To win readers over we need to write characters so authentic they feel like real people. How do we do this? By brainstorming a character’s backstory, personality, needs, desires, and their day-to-day world. Lucky for us, one aspect of their daily life is a goldmine of characterization: the type of work they do.
Think about it: a job can reveal personality, skills, beliefs, fears, desires, and more, which is why Becca Puglisi and I created The Occupation Thesaurus, a writing guide that profiles 124 possible careers and the story-worthy information that goes with each. Because they couldn’t conceivably cover all possible occupations, I’m helping Angela & Becca supplement their project and sharing my experience as a TAX AUDITOR (Anonymously, for obvious reasons). Maybe this career will be a perfect fit for one of your characters.
You can find the full list of Contributed Occupation Profiles and check out The Occupation Thesaurus: A Writer’s Guide to Jobs, Vocations, and Careers at Writers Helping Writers.
OCCUPATION: TAX AUDITOR
As a tax auditor, I was responsible for reviewing returns to determine if the correct tax owed was paid. This involved interviewing people, analyzing and interpreting documentation, interpreting laws and explaining verbally and in writing any changes made to the return. I usually worked solo; very seldom was I part of a team effort for a case. It involves an extreme amount of paperwork, both physically and on the computer. It was vital to state only facts, leave all ‘opinions’ out of the paperwork. I dealt with other divisions regularly who did not understand my job or how I worked. Most would occasionally be a witness in court. Some audits lead to a criminal investigation.
College education, with at least a minimum of accounting classes. Background check for most of these jobs, no matter what country. Extensive on-the-job training. Yearly training on tax, office skills, and personality skills.
USEFUL SKILLS, TALENTS OR ABILITIES
DETAIL ORIENTED, EMPATHY, EQUANIMITY, FOCUS, FOREIGN LANGUAGES, GAINING THE TRUST OF OTHERS, GOOD WITH NUMBERS, GOOD INTERVIEW SKILLS, GOOD LISTENING SKILLS, MULTI-TASKING, NEGOTIATION, NOTE TAKING, ORGANIZATION, PUBLIC SPEAKING, READING PEOPLE, RESEARCH, SPREADSHEETS, STRATEGIC THINKING, THINKING WITH A CRIMINAL MIND-BUSINESS WISE, WRITING (CLEAR AND CONCISE)
SOURCES OF FRICTION
Anger at what the auditor represents; a government is taking their hard-earned money
Preconceived notions of what an auditor is like can set a bad tone. Incompetent, mean, non-sympathetic, racial or class profiling, dumb, ‘a monster,’ etc.

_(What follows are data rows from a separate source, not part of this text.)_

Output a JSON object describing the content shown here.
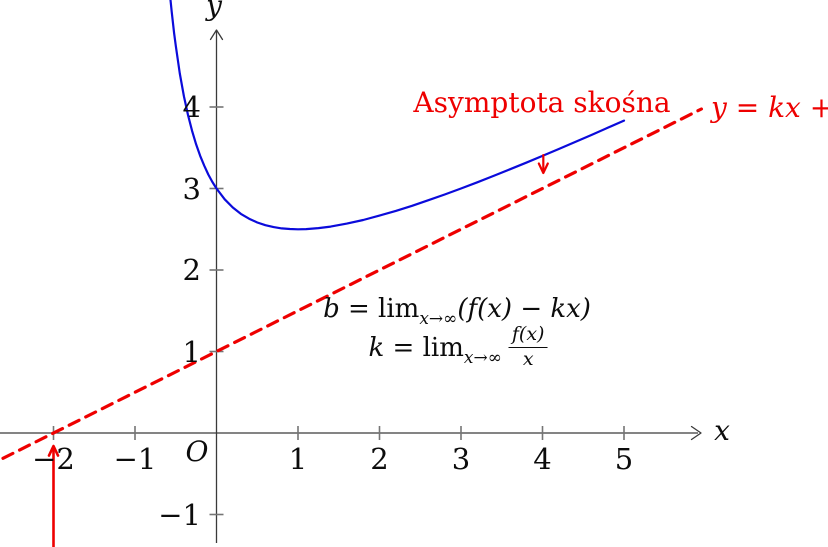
{
  "figure": {
    "background": "#ffffff",
    "colors": {
      "curve": "#0b0bdb",
      "accent_red": "#ee0000",
      "axis": "#3a3a3a",
      "tick": "#757575",
      "text": "#0c0c0c"
    }
  },
  "chart_data": {
    "type": "line",
    "title": "",
    "axes": {
      "xlabel": "x",
      "ylabel": "y",
      "origin_label": "O",
      "x_ticks": [
        -2,
        -1,
        1,
        2,
        3,
        4,
        5
      ],
      "y_ticks": [
        -1,
        1,
        2,
        3,
        4
      ],
      "xlim": [
        -2.65,
        6.0
      ],
      "ylim": [
        -1.4,
        5.35
      ],
      "grid": false,
      "legend": "none"
    },
    "series": [
      {
        "name": "f(x) curve",
        "style": "solid",
        "color": "#0b0bdb",
        "points": [
          [
            -0.566,
            5.325
          ],
          [
            -0.55,
            5.169
          ],
          [
            -0.52,
            4.907
          ],
          [
            -0.5,
            4.75
          ],
          [
            -0.45,
            4.411
          ],
          [
            -0.4,
            4.133
          ],
          [
            -0.35,
            3.902
          ],
          [
            -0.3,
            3.707
          ],
          [
            -0.25,
            3.542
          ],
          [
            -0.2,
            3.4
          ],
          [
            -0.15,
            3.278
          ],
          [
            -0.1,
            3.172
          ],
          [
            -0.05,
            3.08
          ],
          [
            0,
            3
          ],
          [
            0.1,
            2.868
          ],
          [
            0.2,
            2.767
          ],
          [
            0.3,
            2.688
          ],
          [
            0.4,
            2.629
          ],
          [
            0.5,
            2.583
          ],
          [
            0.6,
            2.55
          ],
          [
            0.7,
            2.526
          ],
          [
            0.8,
            2.511
          ],
          [
            0.9,
            2.503
          ],
          [
            1,
            2.5
          ],
          [
            1.1,
            2.502
          ],
          [
            1.25,
            2.514
          ],
          [
            1.4,
            2.533
          ],
          [
            1.6,
            2.569
          ],
          [
            1.8,
            2.614
          ],
          [
            2,
            2.667
          ],
          [
            2.2,
            2.725
          ],
          [
            2.4,
            2.788
          ],
          [
            2.6,
            2.856
          ],
          [
            2.8,
            2.926
          ],
          [
            3,
            3
          ],
          [
            3.2,
            3.076
          ],
          [
            3.4,
            3.155
          ],
          [
            3.6,
            3.235
          ],
          [
            3.8,
            3.317
          ],
          [
            4,
            3.4
          ],
          [
            4.2,
            3.485
          ],
          [
            4.4,
            3.57
          ],
          [
            4.6,
            3.657
          ],
          [
            4.8,
            3.745
          ],
          [
            5,
            3.833
          ]
        ]
      },
      {
        "name": "oblique asymptote y = kx + b",
        "style": "dashed",
        "color": "#ee0000",
        "points": [
          [
            -2.62,
            -0.31
          ],
          [
            5.95,
            3.975
          ]
        ]
      }
    ],
    "arrows": [
      {
        "name": "marker-arrow-at-x-minus-2",
        "direction": "up",
        "x": -2,
        "y_from": -1.4,
        "y_to": -0.16,
        "color": "#ee0000",
        "width": 2.6
      },
      {
        "name": "pointer-arrow-to-asymptote",
        "direction": "down",
        "x": 4.01,
        "y_from": 3.41,
        "y_to": 3.19,
        "color": "#ee0000",
        "width": 2.2
      }
    ],
    "annotations": {
      "asymptote_title": "Asymptota skośna",
      "asymptote_equation": "y = kx + b",
      "formula_b": {
        "lhs": "b",
        "eq": " = lim",
        "sub": "x→∞",
        "rhs": "(f(x) − kx)"
      },
      "formula_k": {
        "lhs": "k",
        "eq": " = lim",
        "sub": "x→∞",
        "num": "f(x)",
        "den": "x"
      }
    }
  }
}
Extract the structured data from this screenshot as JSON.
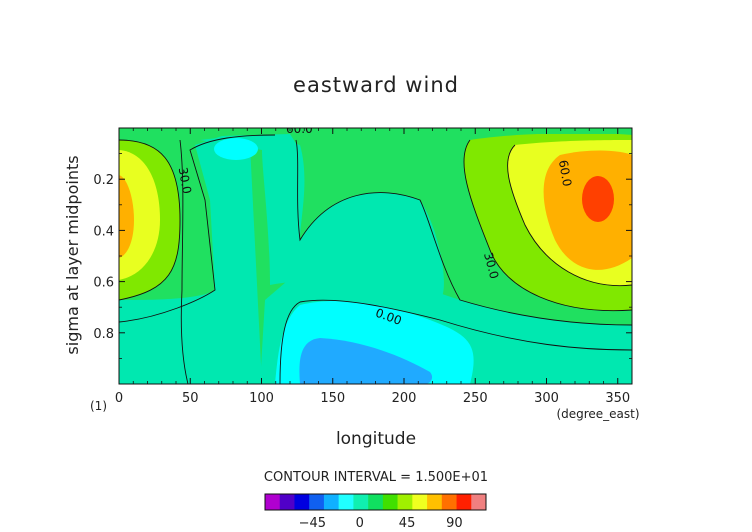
{
  "chart_data": {
    "type": "heatmap",
    "title": "eastward wind",
    "xlabel": "longitude",
    "ylabel": "sigma at layer midpoints",
    "x_unit": "(degree_east)",
    "panel_label": "(1)",
    "xlim": [
      0,
      360
    ],
    "ylim": [
      0.0,
      1.0
    ],
    "y_inverted": true,
    "x_ticks": [
      "0",
      "50",
      "100",
      "150",
      "200",
      "250",
      "300",
      "350"
    ],
    "y_ticks": [
      "0.2",
      "0.4",
      "0.6",
      "0.8"
    ],
    "contour_interval_text": "CONTOUR INTERVAL = 1.500E+01",
    "contour_labels": [
      "30.0",
      "60.0",
      "60.0",
      "30.0",
      "0.00"
    ],
    "colorbar": {
      "levels": [
        -75,
        -60,
        -45,
        -30,
        -15,
        0,
        15,
        30,
        45,
        60,
        75,
        90,
        105
      ],
      "colors": [
        "#b000d0",
        "#5000c8",
        "#0000e0",
        "#1060f0",
        "#10b0ff",
        "#20ffff",
        "#10f0b0",
        "#10e060",
        "#40e000",
        "#a0f000",
        "#f0ff20",
        "#ffc000",
        "#ff7000",
        "#ff2000",
        "#f08080"
      ],
      "tick_labels": [
        "-45",
        "0",
        "45",
        "90"
      ]
    },
    "colors": {
      "cyan": "#00ffff",
      "light_blue": "#20aaff",
      "blue_green": "#00e8b0",
      "green": "#20e060",
      "lime": "#80e800",
      "yellow": "#e8ff20",
      "orange": "#ffb000",
      "red": "#ff4000"
    }
  }
}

Being too friendly or religious with the auditor for whatever personal reason, leading to an awkward work environment
Delicately dealing with a taxpayer who is discovered to be lying
Confusion and/or stalling of the audit due to receiving incomplete information or useless documentation from third party hearsay (accountant or lawyer) instead of dealing directly with the source (taxpayer)
Lack of cooperation by taxpayers refusing to talk or give documentation
Tension with family or friends because if an auditor hears something about a tax scheme, tax wrongdoings, etc, he is obligated to report it, and is not allowed to give tax advice
The other side of the coin, if an auditor finds out someone is committing criminal activities, the authorities cannot be notified, which could leave an inexperienced auditor biased during the audit
Arguments with coworkers, management, or taxpayers because of the constant agency policy and tax law changes, which can be interpreted differently
Complaints by management or taxpayers the complex work is moving too slow
Intense rivalry, backstabbing, misunderstanding of job skills, and a lack of cooperation and teamwork by employees in other divisions who look down on the auditor (and vise versa) because they believe their job is superior (very territorial)
Jealousy among coworkers because of the type of work being assigned
Isolation at work or home because the auditor must keep everything they hear to themselves, due to privacy laws
Being looked down by family and friends for what one does for a living
WRITERS SHOULD KNOW…
Most people, when they find out who you work for, say “are you for real?” Of course we are “for real”. Do you think we’d say we work for the taxman if we didn’t? It’s a serious conversation downer. Some employees use pseudonyms due to the possible danger involved or they refuse to tell people they are a tax person.
Turnover in this industry seems to go two ways: either you quit within a couple of years, or you stay until retirement. Taxpayers will treat an auditor based on their feelings for the government. If the taxpayer is patriotic or respectful of government’s positions, they will treat the auditor the same way. If the taxpayer hates paying taxes (of course no one wants to pay taxes), or doesn’t trust the government, they can be disrespectful, rude, insulting, or even threatening to an auditor. This treatment can take a toll on personality and make the auditor untrusting, even suspicious of everyone. Most auditors have an outside hobby that exudes a totally different personality from their work personality, in order to escape the daily grind and remain sane.
Angela & Becca’s note: a big thank you to this Street Team member for generously sharing their experience in this job role!